For more than 300 years Blaise Pascal was credited with inventing the mechanical calculator. But in 1957 a German historian proved that Wilhelm Schickard had beaten Pascal to it by 18 years, with his invention of a so-called "calculator clock" in 1624.
In the 17th century John Napier (Scotland) had paved the way for the invention of mechanical calculating machines with his proposal that multiplication and division could be calculated as a series of additions and subtractions. Then, for more that three centuries, historians believed that Blaise Pascal (France) had invented the calculator in 1642, but this was disproved in the mid-20th century when historian Franz Hammer (Germany) discovered papers proving that in 1624, fully 18 years before Pascal, Wilhelm Schickard (Germany) had inventer something called a "calculator clock".

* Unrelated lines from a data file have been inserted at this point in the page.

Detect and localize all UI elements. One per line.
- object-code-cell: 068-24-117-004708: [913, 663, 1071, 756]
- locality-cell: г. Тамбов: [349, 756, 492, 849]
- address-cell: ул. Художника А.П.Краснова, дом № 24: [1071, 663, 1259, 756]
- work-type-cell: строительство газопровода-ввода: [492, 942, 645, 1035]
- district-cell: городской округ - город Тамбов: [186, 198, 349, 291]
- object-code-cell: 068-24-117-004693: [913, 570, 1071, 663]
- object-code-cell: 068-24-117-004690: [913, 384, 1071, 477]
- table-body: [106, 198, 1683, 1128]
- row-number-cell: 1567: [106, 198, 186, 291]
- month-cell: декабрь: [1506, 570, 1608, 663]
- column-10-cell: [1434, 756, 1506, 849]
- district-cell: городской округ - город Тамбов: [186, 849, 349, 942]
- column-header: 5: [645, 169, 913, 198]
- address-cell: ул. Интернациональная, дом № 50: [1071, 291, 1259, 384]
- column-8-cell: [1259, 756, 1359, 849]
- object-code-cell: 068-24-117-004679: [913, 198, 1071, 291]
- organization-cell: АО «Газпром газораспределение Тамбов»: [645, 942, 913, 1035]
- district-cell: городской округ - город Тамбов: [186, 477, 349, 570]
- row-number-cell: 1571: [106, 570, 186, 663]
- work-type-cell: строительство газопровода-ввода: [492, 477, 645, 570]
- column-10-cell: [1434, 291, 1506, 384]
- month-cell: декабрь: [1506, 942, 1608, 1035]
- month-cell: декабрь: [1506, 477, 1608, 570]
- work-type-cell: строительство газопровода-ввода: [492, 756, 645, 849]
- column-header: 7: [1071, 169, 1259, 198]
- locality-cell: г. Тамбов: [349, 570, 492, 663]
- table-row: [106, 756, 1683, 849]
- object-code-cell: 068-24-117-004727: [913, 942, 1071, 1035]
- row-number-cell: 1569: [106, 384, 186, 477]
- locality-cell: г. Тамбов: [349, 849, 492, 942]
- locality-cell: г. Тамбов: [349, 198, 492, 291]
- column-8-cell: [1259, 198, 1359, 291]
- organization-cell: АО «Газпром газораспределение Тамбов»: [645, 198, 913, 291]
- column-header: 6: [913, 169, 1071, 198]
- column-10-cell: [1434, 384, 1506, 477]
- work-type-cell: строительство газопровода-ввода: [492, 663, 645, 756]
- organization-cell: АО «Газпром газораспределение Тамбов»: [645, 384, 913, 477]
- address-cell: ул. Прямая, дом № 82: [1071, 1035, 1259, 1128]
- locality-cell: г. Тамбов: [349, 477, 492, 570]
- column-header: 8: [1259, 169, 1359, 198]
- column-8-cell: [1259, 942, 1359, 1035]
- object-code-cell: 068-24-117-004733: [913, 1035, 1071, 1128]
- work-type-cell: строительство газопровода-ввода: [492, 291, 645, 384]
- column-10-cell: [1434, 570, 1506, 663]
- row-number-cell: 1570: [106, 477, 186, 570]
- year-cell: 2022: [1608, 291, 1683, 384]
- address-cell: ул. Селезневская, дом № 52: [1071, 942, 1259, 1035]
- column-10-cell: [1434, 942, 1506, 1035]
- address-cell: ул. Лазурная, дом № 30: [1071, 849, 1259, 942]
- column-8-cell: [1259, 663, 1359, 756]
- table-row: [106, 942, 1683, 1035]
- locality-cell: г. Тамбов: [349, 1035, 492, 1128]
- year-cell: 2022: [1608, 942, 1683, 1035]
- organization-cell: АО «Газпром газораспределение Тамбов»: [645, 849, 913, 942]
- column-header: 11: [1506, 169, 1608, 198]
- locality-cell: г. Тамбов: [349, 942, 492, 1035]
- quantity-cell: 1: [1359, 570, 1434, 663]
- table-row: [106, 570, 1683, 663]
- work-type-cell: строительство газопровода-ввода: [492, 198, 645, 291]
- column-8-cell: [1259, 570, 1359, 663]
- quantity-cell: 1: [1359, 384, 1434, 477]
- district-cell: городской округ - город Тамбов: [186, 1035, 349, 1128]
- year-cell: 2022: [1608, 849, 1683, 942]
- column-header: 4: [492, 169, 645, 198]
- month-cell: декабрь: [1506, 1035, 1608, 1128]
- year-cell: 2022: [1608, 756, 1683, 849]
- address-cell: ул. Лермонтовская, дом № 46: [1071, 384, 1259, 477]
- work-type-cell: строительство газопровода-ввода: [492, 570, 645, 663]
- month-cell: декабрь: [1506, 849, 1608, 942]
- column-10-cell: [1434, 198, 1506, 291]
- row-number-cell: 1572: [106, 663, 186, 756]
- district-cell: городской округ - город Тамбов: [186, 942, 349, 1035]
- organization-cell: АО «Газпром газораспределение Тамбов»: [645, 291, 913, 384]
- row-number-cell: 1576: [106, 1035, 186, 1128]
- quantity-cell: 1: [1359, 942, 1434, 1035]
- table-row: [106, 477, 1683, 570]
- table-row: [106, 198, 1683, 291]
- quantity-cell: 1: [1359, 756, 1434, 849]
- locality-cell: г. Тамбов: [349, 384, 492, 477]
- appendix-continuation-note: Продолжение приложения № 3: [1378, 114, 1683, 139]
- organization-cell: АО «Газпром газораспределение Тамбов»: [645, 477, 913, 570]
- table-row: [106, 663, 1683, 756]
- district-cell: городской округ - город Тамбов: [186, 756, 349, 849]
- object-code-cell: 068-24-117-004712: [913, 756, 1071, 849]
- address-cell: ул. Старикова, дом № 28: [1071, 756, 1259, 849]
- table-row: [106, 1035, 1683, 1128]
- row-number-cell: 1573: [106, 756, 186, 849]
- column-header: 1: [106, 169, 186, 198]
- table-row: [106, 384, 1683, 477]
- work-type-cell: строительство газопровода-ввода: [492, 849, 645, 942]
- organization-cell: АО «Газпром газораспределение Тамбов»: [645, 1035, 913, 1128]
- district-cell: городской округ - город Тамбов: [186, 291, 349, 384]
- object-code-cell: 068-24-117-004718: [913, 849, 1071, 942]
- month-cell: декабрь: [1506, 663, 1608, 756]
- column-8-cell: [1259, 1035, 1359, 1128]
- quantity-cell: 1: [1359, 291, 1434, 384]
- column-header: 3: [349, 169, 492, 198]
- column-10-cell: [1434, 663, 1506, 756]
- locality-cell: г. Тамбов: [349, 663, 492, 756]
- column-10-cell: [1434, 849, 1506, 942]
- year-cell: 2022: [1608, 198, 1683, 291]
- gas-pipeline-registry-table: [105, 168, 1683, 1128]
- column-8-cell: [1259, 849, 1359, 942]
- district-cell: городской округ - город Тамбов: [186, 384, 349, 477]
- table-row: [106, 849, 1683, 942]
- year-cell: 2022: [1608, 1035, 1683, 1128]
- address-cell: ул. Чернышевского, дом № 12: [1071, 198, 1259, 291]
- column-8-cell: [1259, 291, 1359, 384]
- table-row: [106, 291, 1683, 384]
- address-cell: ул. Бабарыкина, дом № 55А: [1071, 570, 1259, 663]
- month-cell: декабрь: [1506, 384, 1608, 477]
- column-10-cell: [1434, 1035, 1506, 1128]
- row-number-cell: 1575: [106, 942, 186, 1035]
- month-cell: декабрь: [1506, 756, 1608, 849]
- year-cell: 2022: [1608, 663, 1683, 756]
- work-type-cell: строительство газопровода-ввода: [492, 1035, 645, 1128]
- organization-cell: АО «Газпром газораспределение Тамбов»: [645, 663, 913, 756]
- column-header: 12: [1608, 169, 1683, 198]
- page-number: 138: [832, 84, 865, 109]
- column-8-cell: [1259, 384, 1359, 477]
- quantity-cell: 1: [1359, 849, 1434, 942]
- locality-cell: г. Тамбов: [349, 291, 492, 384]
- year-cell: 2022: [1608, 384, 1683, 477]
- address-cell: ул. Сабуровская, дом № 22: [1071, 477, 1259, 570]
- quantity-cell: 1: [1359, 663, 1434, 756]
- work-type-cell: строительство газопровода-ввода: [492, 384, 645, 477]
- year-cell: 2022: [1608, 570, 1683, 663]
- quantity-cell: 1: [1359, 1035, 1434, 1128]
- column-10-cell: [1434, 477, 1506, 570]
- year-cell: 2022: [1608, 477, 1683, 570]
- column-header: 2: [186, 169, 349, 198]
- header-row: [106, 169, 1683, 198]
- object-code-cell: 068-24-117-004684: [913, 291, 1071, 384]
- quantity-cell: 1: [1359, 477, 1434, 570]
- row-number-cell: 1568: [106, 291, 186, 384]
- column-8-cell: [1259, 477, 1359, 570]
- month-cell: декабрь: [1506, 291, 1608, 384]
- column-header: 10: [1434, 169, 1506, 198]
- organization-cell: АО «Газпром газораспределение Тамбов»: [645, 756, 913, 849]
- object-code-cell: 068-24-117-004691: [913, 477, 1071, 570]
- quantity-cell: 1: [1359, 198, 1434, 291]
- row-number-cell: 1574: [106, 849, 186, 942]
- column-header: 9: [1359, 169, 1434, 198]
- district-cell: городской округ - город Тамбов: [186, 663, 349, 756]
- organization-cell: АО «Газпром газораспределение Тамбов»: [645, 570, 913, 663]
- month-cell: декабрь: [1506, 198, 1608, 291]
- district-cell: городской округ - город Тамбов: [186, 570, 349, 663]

Schickard's machine not only predated Pascal's, it was also far more sophisticated and was capable of performing all four arithmetic operation of addition, subtraction, multiplication and division. Having discovered Schickard's papers in 1935, Hammer published them in 1957 and Schickard was finally acknowledged as the inventor of the mechanical calculator.
The first commercially successful calculator was invented in 1820 by Charles Xavier Thomas de Colmar (France), but the evolution of calculators as we know them came when Jack Kilby (USA), inventor of the microchip, began developing miniature electronic calculators as a means of exploiting the microchip. In 1967 Kilby, together with Jerry Merryman and James van Tassel (both USA) of Texas Instruments (TI), produced the first hand-held electronic calculator and three years later TI and Canon Inc. (Japan) launched the first commercial electronic pocket calculator, the Pocketronic.
Some historians cite the Sinclair Executive, invented in 1972 by Clive Sinclair (England), as the first pocket calculator, but that depends on the size of one's pocket. The Sinclair Executive was 9.5.. thick and 140mm long and used LED's (light-emitting diodes) to display its results, while the Pocketronic, which had a terminal paper print-out for results, was large enough to stretch the definition as well as the fabric of a pocket.